After exhaustive research, I have determined this car also provides its own unique appeal to those pickup driving, beef eating and corn-fed Midwesterners like myself.  For so many years, some number of us (but not me) enjoyed the auditory delights provided by a pickup with a raised suspension, straight pipe exhaust, and truly knobby tires that sing like an incarcerated criminal being offered immunity.  We have a lesser amount of environmental concern around here, so we could drive stuff like this without anyone having a second thought.  Truly a rolling phallus, these were popular with a certain subset until fuel prices sailed past $2.50 per gallon.
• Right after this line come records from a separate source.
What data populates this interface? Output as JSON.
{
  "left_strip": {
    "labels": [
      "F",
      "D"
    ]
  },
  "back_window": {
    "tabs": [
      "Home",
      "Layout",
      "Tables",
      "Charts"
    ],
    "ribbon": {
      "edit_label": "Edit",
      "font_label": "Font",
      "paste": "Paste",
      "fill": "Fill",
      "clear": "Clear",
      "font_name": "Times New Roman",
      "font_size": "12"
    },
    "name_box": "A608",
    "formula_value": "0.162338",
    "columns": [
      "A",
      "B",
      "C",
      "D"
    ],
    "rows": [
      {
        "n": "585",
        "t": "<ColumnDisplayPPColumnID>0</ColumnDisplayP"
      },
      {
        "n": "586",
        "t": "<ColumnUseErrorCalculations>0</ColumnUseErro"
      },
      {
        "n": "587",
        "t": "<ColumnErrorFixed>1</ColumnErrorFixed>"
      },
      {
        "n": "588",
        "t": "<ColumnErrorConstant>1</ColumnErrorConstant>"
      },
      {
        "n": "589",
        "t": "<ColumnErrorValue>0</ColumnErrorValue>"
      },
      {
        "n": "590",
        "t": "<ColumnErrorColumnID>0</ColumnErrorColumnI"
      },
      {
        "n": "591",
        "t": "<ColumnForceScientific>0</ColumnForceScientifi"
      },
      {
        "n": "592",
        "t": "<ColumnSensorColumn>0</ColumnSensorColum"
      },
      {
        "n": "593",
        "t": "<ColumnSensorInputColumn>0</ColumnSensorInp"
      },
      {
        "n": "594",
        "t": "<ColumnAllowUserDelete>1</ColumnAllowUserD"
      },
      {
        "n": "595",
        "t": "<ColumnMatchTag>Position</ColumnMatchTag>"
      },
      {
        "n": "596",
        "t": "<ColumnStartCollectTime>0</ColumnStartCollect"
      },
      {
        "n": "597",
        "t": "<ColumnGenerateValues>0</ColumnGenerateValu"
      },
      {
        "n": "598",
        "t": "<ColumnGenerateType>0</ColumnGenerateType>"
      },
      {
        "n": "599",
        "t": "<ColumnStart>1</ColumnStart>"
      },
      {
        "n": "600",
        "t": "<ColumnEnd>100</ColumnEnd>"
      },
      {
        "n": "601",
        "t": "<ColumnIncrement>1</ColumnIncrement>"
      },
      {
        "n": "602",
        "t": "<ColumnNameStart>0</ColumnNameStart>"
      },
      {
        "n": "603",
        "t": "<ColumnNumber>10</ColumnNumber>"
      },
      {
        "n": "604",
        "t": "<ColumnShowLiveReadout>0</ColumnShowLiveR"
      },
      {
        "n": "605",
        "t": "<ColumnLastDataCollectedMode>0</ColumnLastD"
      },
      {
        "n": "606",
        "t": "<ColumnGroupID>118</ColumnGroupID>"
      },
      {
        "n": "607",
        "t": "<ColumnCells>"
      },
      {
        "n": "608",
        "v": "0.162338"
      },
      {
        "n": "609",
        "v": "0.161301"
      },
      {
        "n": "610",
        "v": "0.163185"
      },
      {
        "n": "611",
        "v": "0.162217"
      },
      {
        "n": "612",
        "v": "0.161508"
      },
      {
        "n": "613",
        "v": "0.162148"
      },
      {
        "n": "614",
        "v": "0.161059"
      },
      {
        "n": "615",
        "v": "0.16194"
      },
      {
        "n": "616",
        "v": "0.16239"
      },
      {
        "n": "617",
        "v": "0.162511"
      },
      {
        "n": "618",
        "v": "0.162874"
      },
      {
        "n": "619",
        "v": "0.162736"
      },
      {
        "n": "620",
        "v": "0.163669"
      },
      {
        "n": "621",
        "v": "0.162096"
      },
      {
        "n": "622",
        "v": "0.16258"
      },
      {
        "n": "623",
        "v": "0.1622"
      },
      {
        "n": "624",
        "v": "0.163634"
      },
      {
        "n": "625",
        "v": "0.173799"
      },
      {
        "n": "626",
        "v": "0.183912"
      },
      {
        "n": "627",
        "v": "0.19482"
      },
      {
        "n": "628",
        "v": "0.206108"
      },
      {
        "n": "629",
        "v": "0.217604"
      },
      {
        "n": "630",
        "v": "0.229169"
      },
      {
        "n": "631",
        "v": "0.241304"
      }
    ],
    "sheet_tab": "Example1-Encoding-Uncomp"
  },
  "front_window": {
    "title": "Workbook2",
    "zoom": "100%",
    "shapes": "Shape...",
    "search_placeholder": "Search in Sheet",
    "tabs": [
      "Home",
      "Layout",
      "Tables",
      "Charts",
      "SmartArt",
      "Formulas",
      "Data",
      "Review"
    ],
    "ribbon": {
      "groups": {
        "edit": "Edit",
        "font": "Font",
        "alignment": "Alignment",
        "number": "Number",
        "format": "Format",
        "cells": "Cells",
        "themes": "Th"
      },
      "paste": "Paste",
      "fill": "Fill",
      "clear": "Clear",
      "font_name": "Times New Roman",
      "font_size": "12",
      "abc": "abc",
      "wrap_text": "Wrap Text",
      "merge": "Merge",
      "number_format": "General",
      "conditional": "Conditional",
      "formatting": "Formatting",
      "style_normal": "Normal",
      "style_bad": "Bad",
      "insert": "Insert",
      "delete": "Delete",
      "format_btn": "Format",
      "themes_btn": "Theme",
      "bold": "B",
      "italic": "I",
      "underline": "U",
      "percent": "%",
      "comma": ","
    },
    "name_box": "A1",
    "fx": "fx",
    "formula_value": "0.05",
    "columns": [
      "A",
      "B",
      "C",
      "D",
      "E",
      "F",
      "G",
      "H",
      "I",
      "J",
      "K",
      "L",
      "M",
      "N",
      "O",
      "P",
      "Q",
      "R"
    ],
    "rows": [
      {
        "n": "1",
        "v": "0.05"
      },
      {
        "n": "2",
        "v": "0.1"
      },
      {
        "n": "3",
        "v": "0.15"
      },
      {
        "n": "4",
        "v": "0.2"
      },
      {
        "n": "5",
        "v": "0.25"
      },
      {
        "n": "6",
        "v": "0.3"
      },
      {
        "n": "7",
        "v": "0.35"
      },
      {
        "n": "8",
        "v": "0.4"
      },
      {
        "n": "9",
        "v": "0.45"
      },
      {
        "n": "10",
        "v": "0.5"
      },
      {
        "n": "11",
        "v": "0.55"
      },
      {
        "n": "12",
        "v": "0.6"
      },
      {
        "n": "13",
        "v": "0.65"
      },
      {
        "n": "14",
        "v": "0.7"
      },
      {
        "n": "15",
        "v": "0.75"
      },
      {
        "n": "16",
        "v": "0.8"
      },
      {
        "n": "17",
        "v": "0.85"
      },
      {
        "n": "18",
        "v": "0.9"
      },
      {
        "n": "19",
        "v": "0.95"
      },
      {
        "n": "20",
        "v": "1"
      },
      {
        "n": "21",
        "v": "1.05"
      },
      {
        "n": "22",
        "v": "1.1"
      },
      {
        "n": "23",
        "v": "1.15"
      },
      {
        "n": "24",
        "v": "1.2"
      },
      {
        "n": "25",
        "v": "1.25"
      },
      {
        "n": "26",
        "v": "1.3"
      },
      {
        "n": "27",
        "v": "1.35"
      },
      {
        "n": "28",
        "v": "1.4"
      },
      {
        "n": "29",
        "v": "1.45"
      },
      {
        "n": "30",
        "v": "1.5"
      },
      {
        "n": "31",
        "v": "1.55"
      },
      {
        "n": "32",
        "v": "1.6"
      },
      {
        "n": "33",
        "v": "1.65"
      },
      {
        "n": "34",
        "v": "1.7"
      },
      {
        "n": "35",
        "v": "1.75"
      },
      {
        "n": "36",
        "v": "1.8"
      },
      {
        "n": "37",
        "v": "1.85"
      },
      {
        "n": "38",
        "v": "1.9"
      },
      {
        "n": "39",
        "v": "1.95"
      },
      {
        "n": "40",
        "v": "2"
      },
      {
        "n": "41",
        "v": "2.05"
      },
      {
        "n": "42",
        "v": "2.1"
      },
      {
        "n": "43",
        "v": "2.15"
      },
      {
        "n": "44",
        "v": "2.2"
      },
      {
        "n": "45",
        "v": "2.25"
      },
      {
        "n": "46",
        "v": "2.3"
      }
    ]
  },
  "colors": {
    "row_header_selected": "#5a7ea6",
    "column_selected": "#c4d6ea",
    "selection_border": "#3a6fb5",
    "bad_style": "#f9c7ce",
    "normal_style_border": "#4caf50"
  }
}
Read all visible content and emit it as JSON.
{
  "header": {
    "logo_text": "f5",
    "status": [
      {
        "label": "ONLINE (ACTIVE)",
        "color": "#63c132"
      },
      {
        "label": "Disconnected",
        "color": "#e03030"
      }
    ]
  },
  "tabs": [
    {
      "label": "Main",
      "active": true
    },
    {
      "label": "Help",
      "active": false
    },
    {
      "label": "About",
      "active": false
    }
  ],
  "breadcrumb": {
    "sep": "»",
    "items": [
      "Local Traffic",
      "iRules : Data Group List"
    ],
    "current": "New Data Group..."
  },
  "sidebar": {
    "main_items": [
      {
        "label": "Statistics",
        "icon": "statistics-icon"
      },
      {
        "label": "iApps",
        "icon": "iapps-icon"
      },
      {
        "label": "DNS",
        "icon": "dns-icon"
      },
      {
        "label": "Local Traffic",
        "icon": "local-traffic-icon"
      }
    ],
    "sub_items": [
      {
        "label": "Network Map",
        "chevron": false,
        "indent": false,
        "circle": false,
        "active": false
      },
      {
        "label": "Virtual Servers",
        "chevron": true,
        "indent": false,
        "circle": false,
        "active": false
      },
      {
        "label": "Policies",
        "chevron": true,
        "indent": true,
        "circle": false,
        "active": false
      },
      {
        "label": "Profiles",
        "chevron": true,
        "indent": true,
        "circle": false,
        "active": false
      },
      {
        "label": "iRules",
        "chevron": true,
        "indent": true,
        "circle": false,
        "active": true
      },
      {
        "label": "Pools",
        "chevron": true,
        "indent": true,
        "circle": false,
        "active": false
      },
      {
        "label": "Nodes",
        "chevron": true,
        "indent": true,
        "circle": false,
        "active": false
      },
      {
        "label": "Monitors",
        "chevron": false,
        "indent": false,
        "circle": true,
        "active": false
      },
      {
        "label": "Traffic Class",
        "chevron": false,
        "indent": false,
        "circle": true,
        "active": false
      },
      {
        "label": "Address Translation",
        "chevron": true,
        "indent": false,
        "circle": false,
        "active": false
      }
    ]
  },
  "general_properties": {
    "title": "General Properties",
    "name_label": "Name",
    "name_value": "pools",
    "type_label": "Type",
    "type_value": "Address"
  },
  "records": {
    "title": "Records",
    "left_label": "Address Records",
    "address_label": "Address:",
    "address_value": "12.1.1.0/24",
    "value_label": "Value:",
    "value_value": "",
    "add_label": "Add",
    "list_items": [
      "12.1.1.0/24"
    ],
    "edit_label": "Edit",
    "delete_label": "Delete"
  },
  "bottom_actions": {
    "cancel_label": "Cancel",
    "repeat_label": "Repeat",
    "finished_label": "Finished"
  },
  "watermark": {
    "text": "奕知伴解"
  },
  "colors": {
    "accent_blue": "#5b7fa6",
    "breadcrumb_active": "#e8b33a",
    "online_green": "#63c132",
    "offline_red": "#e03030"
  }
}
On any concrete or open graded asphalt pavement, this Toyota is able to replicate the kidney shaking ride and eardrum lacerating tones provided by pickups such as this Ford F-250 seen above.  Careening across I-70, with frequent changes between asphalt and concrete, this Toyota with its worn tires was caterwauling like a goat with a bloat.  It so reminded me of the rattly pickups of my youth!


All these juicy morsels are rolled up into one exhilarating package that is even so revolutionary as to instigate the Next Great Thing – stitched vinyl!  Friends, this will be the plasti-wood of the 21st Century.

Toyota is shrewd beyond compare.  They have taken a whole host of styling and driving components that people have railed against for years and successfully recycled and repackaged them into something people are clamoring to purchase.  Just don’t tell these buyers they are purchasing a facsimile of cars they have rebelled against.